Mark Stewart, Kraft's VP-global media services, said the cinema buy is intended to be a video-agnostic approach to branded storytelling. Although none of the spots will appear on TV in the near-term, some have already appeared on the web, including Oscar Meyer's "Alien Field Trip," which has racked up over 47,000 views in just over two weeks.

"With cinema, you're talking to an audience that has high anticipation on a night out and made the considered decision to be entertained," Mr. Stewart said. "We want to be sure we're treating them with respect as an audience and be entertaining. It's not about painting every touchpoint red. It's about layering the brand story in different channels and layering what each one does best. In most cases, people are seeing movies for the first time. We want to make sure our brand story is complimentary to what they're there to see."

And as more marketers look to transfer more portions of their TV budgets into cinema, Mr. Stewart argued that the movies are the best place to find TV audiences on the weekends.
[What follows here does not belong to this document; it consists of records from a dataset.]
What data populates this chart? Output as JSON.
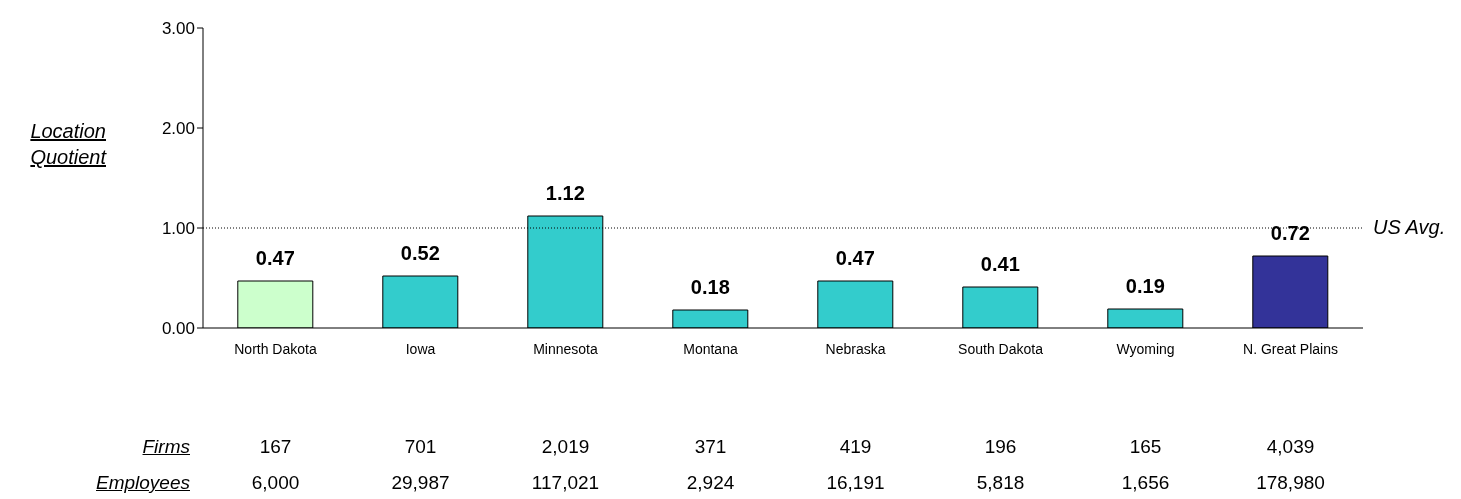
{
  "chart_data": {
    "type": "bar",
    "ylabel": "Location Quotient",
    "categories": [
      "North Dakota",
      "Iowa",
      "Minnesota",
      "Montana",
      "Nebraska",
      "South Dakota",
      "Wyoming",
      "N. Great Plains"
    ],
    "values": [
      0.47,
      0.52,
      1.12,
      0.18,
      0.47,
      0.41,
      0.19,
      0.72
    ],
    "colors": [
      "#ccffcc",
      "#33cccc",
      "#33cccc",
      "#33cccc",
      "#33cccc",
      "#33cccc",
      "#33cccc",
      "#333399"
    ],
    "data_labels": true,
    "ylim": [
      0,
      3
    ],
    "yticks": [
      {
        "value": 0,
        "label": "0.00"
      },
      {
        "value": 1,
        "label": "1.00"
      },
      {
        "value": 2,
        "label": "2.00"
      },
      {
        "value": 3,
        "label": "3.00"
      }
    ],
    "ref_lines": [
      {
        "axis": "y",
        "value": 1,
        "label": "US Avg.",
        "line_style": "dotted"
      }
    ],
    "grid": false,
    "annotations": [
      "Firms",
      "167",
      "701",
      "2,019",
      "371",
      "419",
      "196",
      "165",
      "4,039",
      "Employees",
      "6,000",
      "29,987",
      "117,021",
      "2,924",
      "16,191",
      "5,818",
      "1,656",
      "178,980"
    ]
  }
}
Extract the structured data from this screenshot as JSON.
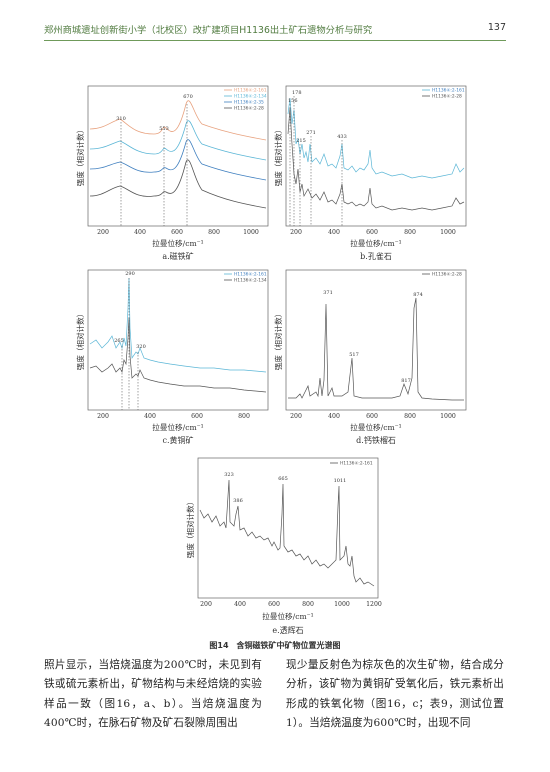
{
  "header": {
    "title": "郑州商城遗址创新街小学（北校区）改扩建项目H1136出土矿石遗物分析与研究",
    "page_number": "137"
  },
  "figure": {
    "caption": "图14　含铜磁铁矿中矿物位置光谱图",
    "panels": [
      {
        "id": "a",
        "sublabel": "a.磁铁矿",
        "xlabel": "拉曼位移/cm⁻¹",
        "ylabel": "强度（相对计数）",
        "legend": [
          "H1136②:2-161",
          "H1136②:2-134",
          "H1136②:2-35",
          "H1136②:2-28"
        ],
        "peak_labels": [
          "310",
          "553",
          "670"
        ],
        "x_ticks": [
          "200",
          "400",
          "600",
          "800",
          "1000"
        ]
      },
      {
        "id": "b",
        "sublabel": "b.孔雀石",
        "xlabel": "拉曼位移/cm⁻¹",
        "ylabel": "强度（相对计数）",
        "legend": [
          "H1136②:2-161",
          "H1136②:2-28"
        ],
        "peak_labels": [
          "156",
          "178",
          "215",
          "271",
          "433"
        ],
        "x_ticks": [
          "200",
          "400",
          "600",
          "800",
          "1000"
        ]
      },
      {
        "id": "c",
        "sublabel": "c.黄铜矿",
        "xlabel": "拉曼位移/cm⁻¹",
        "ylabel": "强度（相对计数）",
        "legend": [
          "H1136②:2-161",
          "H1136②:2-134"
        ],
        "peak_labels": [
          "265",
          "290",
          "320"
        ],
        "x_ticks": [
          "200",
          "400",
          "600",
          "800"
        ]
      },
      {
        "id": "d",
        "sublabel": "d.钙铁榴石",
        "xlabel": "拉曼位移/cm⁻¹",
        "ylabel": "强度（相对计数）",
        "legend": [
          "H1136②:2-28"
        ],
        "peak_labels": [
          "371",
          "517",
          "817",
          "874"
        ],
        "x_ticks": [
          "200",
          "400",
          "600",
          "800",
          "1000"
        ]
      },
      {
        "id": "e",
        "sublabel": "e.透辉石",
        "xlabel": "拉曼位移/cm⁻¹",
        "ylabel": "强度（相对计数）",
        "legend": [
          "H1136②:2-161"
        ],
        "peak_labels": [
          "323",
          "386",
          "665",
          "1011"
        ],
        "x_ticks": [
          "200",
          "400",
          "600",
          "800",
          "1000",
          "1200"
        ]
      }
    ]
  },
  "text": {
    "left": "照片显示，当焙烧温度为200℃时，未见到有铁或硫元素析出，矿物结构与未经焙烧的实验样品一致（图16，a、b）。当焙烧温度为400℃时，在脉石矿物及矿石裂隙周围出",
    "right": "现少量反射色为棕灰色的次生矿物，结合成分分析，该矿物为黄铜矿受氧化后，铁元素析出形成的铁氧化物（图16，c；表9，测试位置1）。当焙烧温度为600℃时，出现不同"
  },
  "colors": {
    "header_green": "#4f7a3e",
    "series_orange": "#e8a27f",
    "series_cyan": "#5bb6d6",
    "series_blue": "#3f7fbf",
    "series_gray": "#555555"
  }
}
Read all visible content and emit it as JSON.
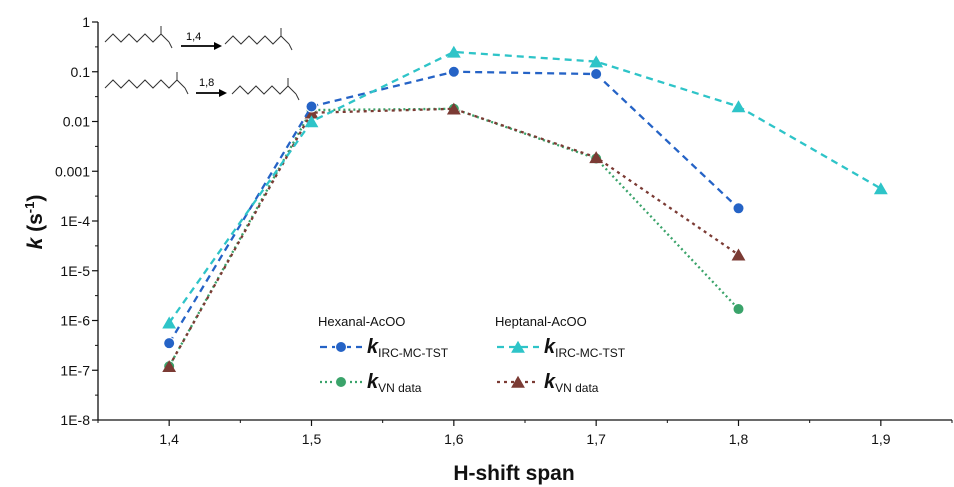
{
  "chart_data": {
    "type": "line",
    "xlabel": "H-shift span",
    "ylabel": {
      "main": "k",
      "unit_open": " (s",
      "unit_exp": "-1",
      "unit_close": ")"
    },
    "y_scale": "log",
    "ylim": [
      1e-08,
      1
    ],
    "xlim": [
      1.35,
      1.95
    ],
    "x_ticks": [
      {
        "value": 1.4,
        "label": "1,4"
      },
      {
        "value": 1.5,
        "label": "1,5"
      },
      {
        "value": 1.6,
        "label": "1,6"
      },
      {
        "value": 1.7,
        "label": "1,7"
      },
      {
        "value": 1.8,
        "label": "1,8"
      },
      {
        "value": 1.9,
        "label": "1,9"
      }
    ],
    "y_ticks": [
      {
        "value": 1,
        "label": "1"
      },
      {
        "value": 0.1,
        "label": "0.1"
      },
      {
        "value": 0.01,
        "label": "0.01"
      },
      {
        "value": 0.001,
        "label": "0.001"
      },
      {
        "value": 0.0001,
        "label": "1E-4"
      },
      {
        "value": 1e-05,
        "label": "1E-5"
      },
      {
        "value": 1e-06,
        "label": "1E-6"
      },
      {
        "value": 1e-07,
        "label": "1E-7"
      },
      {
        "value": 1e-08,
        "label": "1E-8"
      }
    ],
    "grid": false,
    "legend_groups": [
      "Hexanal-AcOO",
      "Heptanal-AcOO"
    ],
    "series": [
      {
        "group": "Hexanal-AcOO",
        "label_main": "k",
        "label_sub": "IRC-MC-TST",
        "color": "#2563c6",
        "dash": "7,5",
        "marker": "circle",
        "x": [
          1.4,
          1.5,
          1.6,
          1.7,
          1.8
        ],
        "y": [
          3.5e-07,
          0.02,
          0.1,
          0.09,
          0.00018
        ]
      },
      {
        "group": "Heptanal-AcOO",
        "label_main": "k",
        "label_sub": "IRC-MC-TST",
        "color": "#2ec4c8",
        "dash": "7,5",
        "marker": "triangle",
        "x": [
          1.4,
          1.5,
          1.6,
          1.7,
          1.8,
          1.9
        ],
        "y": [
          9e-07,
          0.01,
          0.25,
          0.16,
          0.02,
          0.00045
        ]
      },
      {
        "group": "Hexanal-AcOO",
        "label_main": "k",
        "label_sub": "VN data",
        "color": "#3aa36a",
        "dash": "2,3",
        "marker": "circle",
        "x": [
          1.4,
          1.5,
          1.6,
          1.7,
          1.8
        ],
        "y": [
          1.2e-07,
          0.017,
          0.018,
          0.0018,
          1.7e-06
        ]
      },
      {
        "group": "Heptanal-AcOO",
        "label_main": "k",
        "label_sub": "VN data",
        "color": "#7b3b34",
        "dash": "3,4",
        "marker": "triangle",
        "x": [
          1.4,
          1.5,
          1.6,
          1.7,
          1.8
        ],
        "y": [
          1.2e-07,
          0.015,
          0.018,
          0.0019,
          2.1e-05
        ]
      }
    ],
    "annotations": [
      "1,4",
      "1,8"
    ]
  }
}
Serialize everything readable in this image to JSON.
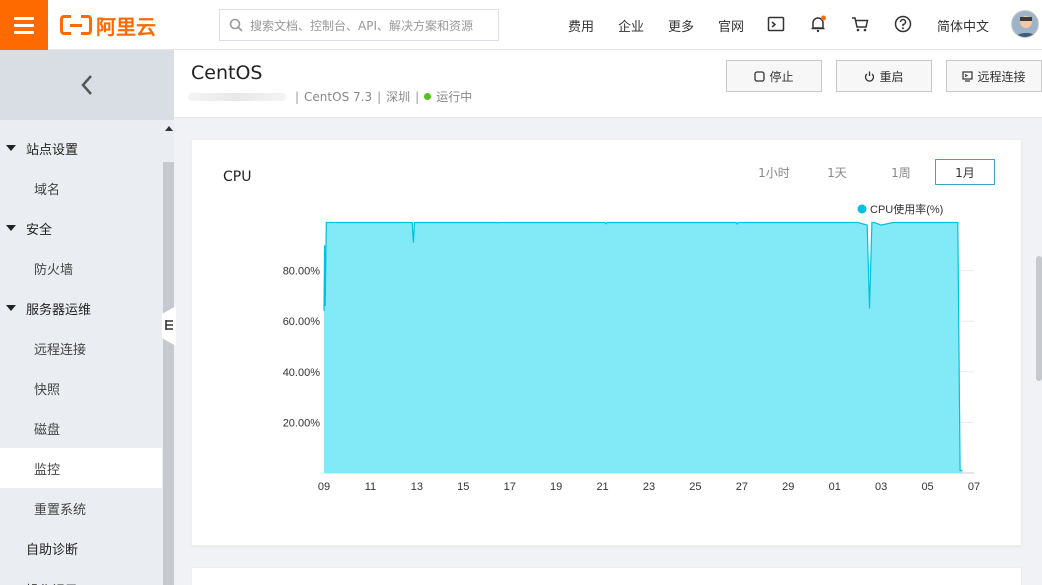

"Cinema is the highest-rated TV property on a Friday or Saturday night in terms of scale. It has the scale of traditional TV but the engagement of a [customer-relationship management] program in terms of time spent and efficacy. What we're really looking to do is add more depth and efficacy as we measure exposure to short-length advertising."

It's likely more marketers will follow Kraft's lead. National CineMedia, which represents more than half of the cinema ad market, grew ad revenue to $335.1 million in 2009 from $330.3 million in 2008.